Taking the train from Vancouver
On Tuesday night the first banner train gets underway, heading across thousands of kilometres and nine banner drop offs (and counting) to Toronto. Local readers, please note: There will be a send off at the park across from Pacific Station at 7:00PM. Join us!
Ten years ago churches and Aboriginal groups marked the end of the Jubilee Land Rights Campaign with a cross-Canada Blanket Train. This in turn honoured the Constitution Express of November 1980, when one thousand Aboriginal people took part in train rides to Ottawa during constitutional repatriation talks with the British that initially left Indigenous peoples out of the conversation and the resulting text.
The train tracks criss-crossing Canada remain a powerful symbol of unity for many; if there’s one thing we’re taught in school, it’s the story of the Last Spike that completed the railway in 1885, the exclamation mark at the end of Sir John A’s promise to British Columbia to build a uniting pair of silver tracks.

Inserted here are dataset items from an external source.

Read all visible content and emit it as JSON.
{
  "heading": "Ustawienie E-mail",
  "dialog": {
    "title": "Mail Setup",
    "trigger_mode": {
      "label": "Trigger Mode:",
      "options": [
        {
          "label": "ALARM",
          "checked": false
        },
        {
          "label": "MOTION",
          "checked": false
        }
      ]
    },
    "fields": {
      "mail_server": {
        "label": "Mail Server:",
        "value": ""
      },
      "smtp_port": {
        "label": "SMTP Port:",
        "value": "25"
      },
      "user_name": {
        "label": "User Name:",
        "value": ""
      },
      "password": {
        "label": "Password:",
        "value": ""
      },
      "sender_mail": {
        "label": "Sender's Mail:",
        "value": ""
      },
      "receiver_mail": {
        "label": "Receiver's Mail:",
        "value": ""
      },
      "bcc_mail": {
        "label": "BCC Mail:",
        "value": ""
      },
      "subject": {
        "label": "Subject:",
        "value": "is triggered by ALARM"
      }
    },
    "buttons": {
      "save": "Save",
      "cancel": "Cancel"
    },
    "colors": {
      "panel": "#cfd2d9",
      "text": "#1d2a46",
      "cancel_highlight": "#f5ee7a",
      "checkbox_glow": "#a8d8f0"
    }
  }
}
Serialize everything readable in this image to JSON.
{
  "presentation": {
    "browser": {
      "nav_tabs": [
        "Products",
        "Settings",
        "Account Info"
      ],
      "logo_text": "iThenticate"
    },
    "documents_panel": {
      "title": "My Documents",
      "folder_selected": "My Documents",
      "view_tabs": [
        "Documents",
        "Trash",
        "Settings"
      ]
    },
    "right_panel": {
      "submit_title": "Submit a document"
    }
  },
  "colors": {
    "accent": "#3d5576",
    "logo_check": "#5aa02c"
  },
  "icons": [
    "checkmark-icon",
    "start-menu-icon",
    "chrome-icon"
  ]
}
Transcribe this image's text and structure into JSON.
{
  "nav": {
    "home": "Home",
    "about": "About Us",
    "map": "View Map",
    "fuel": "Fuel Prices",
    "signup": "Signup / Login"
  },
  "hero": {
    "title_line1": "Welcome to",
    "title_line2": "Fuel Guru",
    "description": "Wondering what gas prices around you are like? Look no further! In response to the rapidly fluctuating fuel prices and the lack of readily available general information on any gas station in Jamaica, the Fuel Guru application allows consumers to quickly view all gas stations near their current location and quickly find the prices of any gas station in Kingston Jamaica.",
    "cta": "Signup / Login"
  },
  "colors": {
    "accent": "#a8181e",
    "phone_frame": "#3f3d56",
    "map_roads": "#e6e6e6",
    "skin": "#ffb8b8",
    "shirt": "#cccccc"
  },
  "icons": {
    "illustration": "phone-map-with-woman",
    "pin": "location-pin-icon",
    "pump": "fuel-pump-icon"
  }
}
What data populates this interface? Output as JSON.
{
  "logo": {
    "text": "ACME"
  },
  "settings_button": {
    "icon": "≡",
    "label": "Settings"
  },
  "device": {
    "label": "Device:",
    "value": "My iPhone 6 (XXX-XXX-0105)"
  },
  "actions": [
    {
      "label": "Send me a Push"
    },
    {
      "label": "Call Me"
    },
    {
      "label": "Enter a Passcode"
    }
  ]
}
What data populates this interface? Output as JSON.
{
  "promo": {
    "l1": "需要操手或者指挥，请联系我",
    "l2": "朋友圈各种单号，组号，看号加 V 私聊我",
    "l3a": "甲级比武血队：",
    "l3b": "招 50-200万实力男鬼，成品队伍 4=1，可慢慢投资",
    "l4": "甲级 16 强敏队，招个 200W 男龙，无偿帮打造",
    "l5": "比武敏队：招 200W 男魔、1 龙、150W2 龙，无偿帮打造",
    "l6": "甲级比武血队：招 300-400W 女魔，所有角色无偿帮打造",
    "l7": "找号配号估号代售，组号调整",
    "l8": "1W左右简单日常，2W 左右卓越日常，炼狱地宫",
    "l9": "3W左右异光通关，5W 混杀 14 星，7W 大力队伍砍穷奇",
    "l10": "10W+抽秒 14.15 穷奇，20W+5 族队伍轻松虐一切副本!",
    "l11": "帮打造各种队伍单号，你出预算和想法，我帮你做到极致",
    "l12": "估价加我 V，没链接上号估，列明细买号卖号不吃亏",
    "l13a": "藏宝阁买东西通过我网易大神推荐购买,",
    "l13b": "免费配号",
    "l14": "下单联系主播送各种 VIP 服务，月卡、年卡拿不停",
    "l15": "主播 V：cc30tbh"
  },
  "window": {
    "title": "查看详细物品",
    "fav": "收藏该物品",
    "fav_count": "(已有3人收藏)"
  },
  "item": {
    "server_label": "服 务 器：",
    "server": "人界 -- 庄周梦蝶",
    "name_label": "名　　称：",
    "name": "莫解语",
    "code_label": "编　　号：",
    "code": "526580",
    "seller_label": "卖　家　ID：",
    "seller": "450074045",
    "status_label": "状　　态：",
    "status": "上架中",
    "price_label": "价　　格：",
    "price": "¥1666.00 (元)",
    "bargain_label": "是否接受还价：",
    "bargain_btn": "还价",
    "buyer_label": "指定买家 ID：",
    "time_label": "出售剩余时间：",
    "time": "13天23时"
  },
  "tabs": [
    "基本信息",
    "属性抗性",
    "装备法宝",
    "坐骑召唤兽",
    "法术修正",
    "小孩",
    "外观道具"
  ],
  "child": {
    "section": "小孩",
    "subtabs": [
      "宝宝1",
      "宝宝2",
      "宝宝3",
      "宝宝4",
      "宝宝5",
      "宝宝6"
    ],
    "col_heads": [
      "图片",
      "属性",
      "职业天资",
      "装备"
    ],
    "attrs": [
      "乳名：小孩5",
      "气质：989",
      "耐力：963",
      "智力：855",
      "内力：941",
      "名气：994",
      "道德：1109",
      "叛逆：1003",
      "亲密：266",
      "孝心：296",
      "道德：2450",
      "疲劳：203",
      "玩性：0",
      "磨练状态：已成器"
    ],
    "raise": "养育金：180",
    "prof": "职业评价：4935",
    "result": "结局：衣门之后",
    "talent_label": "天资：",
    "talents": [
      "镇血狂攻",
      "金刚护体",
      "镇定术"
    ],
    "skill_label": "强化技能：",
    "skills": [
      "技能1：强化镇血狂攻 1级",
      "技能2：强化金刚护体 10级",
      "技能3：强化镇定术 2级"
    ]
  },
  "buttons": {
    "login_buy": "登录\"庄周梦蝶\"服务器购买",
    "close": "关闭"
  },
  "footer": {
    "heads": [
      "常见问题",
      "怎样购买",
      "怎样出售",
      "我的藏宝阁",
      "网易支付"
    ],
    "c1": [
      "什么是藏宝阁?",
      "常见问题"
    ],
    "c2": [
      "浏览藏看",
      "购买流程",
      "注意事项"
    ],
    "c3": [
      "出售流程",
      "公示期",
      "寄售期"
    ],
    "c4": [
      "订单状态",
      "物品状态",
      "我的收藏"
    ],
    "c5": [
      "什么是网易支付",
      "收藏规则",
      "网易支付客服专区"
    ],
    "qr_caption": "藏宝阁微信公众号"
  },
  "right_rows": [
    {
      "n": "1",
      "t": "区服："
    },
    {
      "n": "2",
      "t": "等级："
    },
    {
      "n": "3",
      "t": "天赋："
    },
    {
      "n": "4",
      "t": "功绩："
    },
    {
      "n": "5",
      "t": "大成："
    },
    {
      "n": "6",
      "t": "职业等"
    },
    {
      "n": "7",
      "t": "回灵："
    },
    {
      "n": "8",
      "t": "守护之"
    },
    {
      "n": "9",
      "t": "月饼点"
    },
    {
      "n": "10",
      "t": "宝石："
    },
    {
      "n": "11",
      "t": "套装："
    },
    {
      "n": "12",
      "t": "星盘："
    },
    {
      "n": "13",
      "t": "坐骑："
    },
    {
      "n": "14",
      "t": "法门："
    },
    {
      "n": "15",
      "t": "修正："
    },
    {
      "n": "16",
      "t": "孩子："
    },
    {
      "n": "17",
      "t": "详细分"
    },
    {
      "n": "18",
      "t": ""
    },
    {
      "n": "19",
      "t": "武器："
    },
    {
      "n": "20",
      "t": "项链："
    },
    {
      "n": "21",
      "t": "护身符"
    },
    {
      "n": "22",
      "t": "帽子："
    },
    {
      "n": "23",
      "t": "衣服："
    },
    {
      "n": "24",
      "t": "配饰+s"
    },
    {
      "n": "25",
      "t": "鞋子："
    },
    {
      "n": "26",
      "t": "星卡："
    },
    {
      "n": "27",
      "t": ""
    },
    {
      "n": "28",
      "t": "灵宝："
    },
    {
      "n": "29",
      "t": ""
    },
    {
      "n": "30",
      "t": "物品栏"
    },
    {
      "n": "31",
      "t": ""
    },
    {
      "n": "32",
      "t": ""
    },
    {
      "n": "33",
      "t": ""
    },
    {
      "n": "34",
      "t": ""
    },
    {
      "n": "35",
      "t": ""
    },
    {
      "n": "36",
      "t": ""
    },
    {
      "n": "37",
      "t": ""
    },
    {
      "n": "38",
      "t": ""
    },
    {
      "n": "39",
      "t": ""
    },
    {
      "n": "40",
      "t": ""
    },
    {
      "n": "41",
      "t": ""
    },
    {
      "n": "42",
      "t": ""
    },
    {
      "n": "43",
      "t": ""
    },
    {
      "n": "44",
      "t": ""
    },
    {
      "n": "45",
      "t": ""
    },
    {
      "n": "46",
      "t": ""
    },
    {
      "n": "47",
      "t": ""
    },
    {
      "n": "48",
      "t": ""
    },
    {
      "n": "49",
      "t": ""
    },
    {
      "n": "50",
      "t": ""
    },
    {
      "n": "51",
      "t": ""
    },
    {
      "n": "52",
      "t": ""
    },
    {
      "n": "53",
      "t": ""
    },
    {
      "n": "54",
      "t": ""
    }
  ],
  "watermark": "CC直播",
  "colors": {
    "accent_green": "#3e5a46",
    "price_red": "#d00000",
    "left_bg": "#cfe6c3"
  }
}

What is said far less often is that the building of the railway demanded hundreds of thousands of acres of Indigenous lands, particularly in the West. Many reservations that are officially recognized under treaty have systematically lost land to rail and road right of ways, which is why blockading train tracks has long been an important non-violent protest and symbol for some First Nations. In British Columbia (then as now) few treaties were signed and the land for railways was simply taken. Such protests are a reminder of whose land this is, and of the need for mutual agreements about land use.
Near what is now Vancouver’s VIA station sits Chinatown. It is an historic and thriving community.
It’s still dotted with old buildings that belong to the benevolent societies that helped Chinese immigrants find their footing in a new and very often hostile land. In a quiet corner near the oasis that is the Dr Sun Yat-Sen Classical Chinese Garden sits a memorial to the Chinese labourers who lost their lives to the gruelling and risky work of building the Canadian Pacific Railway through BC’s mountains.
Paid less than their European counterparts working further east, working with explosives in the sheer mountain passes, and living in extremely harsh conditions, they died by the thousands. In 2006, the federal government formally apologized, but it is community groups and teachers who are left with the work of keeping their memory alive.
There’s no doubt that these rails remain a powerful sign of unity, and the idea of placing banners honouring Indigenous rights into continuous routes that cross this Indigenous land has been another symbol of unity for many in the KAIROS community. May we remember the cost of those rails.